[GH-ISSUE #15531] Image generation crashes on NVIDIA Blackwell GPUs (RTX 5070) — MLX-C rms_norm returns 0-dim array #56437

Open
opened 2026-04-29 10:49:28 -05:00 by GiteaMirror · 1 comment
Owner

Originally created by @johnohhh1 on GitHub (Apr 13, 2026).
Original GitHub issue: https://github.com/ollama/ollama/issues/15531

Environment

  • Ollama version: v0.20.6
  • OS: Ubuntu 26.04 (kernel 7.0.0-13-generic)
  • GPU: NVIDIA GeForce RTX 5070 (Blackwell, sm_120, compute 12.0)
  • Driver: 580.142, CUDA 13.0
  • MLX lib: mlx_cuda_v13/libmlx.so — version 0.31.1-23-g38ad257, has native sm_120 code

Steps to Reproduce

ollama pull x/flux2-klein
ollama run x/flux2-klein "a red apple on a table"

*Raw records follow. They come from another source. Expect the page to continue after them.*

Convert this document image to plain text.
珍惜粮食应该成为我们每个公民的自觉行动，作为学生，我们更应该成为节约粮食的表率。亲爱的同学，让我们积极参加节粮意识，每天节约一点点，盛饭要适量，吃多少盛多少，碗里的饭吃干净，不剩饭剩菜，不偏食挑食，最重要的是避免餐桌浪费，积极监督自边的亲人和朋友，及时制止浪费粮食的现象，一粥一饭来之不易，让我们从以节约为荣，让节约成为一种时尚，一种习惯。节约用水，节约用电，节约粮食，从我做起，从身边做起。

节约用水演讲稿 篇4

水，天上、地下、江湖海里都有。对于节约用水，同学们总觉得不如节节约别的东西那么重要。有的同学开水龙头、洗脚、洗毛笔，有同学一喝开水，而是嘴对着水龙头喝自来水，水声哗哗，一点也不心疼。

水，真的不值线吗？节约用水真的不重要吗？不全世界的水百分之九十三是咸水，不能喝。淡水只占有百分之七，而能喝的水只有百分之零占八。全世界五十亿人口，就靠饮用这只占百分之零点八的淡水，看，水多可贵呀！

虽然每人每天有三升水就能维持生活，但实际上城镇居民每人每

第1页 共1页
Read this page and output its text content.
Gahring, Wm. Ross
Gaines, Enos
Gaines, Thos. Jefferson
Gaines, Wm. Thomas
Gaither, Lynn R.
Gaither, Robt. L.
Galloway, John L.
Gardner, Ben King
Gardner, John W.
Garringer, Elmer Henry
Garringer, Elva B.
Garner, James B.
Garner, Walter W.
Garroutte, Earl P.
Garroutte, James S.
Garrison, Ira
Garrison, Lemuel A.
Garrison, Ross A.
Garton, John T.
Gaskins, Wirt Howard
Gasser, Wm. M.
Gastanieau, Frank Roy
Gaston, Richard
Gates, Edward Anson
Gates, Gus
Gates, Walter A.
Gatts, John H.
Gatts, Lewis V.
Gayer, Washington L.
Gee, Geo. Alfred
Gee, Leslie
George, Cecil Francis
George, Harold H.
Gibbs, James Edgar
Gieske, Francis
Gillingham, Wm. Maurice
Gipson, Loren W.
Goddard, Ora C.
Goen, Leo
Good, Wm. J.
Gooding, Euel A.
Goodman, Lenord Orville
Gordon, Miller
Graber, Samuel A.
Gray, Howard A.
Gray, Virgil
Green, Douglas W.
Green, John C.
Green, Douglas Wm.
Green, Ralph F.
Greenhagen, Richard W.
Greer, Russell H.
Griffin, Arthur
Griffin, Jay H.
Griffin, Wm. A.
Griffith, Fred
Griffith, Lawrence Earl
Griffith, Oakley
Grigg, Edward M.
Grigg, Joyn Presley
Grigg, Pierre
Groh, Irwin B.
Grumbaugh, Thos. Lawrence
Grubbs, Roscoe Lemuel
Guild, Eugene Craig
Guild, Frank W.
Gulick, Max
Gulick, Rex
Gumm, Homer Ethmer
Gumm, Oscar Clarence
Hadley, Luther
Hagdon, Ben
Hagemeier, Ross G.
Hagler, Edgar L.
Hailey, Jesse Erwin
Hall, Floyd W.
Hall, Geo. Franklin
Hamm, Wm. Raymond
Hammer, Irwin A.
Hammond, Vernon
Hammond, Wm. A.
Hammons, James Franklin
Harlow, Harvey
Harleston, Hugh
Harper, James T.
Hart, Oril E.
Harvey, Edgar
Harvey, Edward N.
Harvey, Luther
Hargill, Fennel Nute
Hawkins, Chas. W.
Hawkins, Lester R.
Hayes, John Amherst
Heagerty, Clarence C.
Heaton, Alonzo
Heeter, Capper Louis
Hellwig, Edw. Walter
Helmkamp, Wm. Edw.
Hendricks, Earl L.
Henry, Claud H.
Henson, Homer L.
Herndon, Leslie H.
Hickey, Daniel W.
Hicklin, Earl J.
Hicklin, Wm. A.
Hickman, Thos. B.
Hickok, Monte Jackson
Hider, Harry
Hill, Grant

Also reproducible with x/z-image-turbo.

Expected Behavior

Image generated and saved to current directory.

Actual Behavior

Error: 500 Internal Server Error: Post "http://127.0.0.1:<port>/completion": EOF

Server log shows the MLX runner panics:

runtime error: index out of range [0] with length 0
goroutine 66 [running]:
github.com/ollama/ollama/x/imagegen/models/qwen3.applyRoPEQwen3(...)
    x/imagegen/models/qwen3/text_encoder.go:47

The crash occurs at text_encoder.go:47 where x.Shape() returns an empty slice after mlx_fast_rms_norm produces a 0-dimensional array.

Root Cause Analysis

The MLX runner loads the model successfully (tokenizer ✓, text encoder ✓, transformer ✓, VAE ✓, 5.3 GB VRAM), starts listening, then panics on the first /completion request.

The call chain is:

  1. Attention.Forward() calls QNorm.Forward(q, 1e-6)
  2. Which calls mlx.RMSNorm(x, weight, eps)C.mlx_fast_rms_norm(&res, x.c, weight.c, eps, stream)
  3. The returned array has ndim=0 (empty shape)
  4. applyRoPEQwen3 then panics accessing shape[0] on the empty slice

Key finding: The Python MLX package at the same version (0.31.1) works correctly on this GPU:

pip install "mlx[cuda13]"

import mlx.core as mx
x = mx.random.normal((1, 512, 32, 128))
weight = mx.ones((128,))
result = mx.fast.rms_norm(x, weight, eps=1e-6)
mx.eval(result)
print(result.shape)  # (1, 512, 32, 128) — correct!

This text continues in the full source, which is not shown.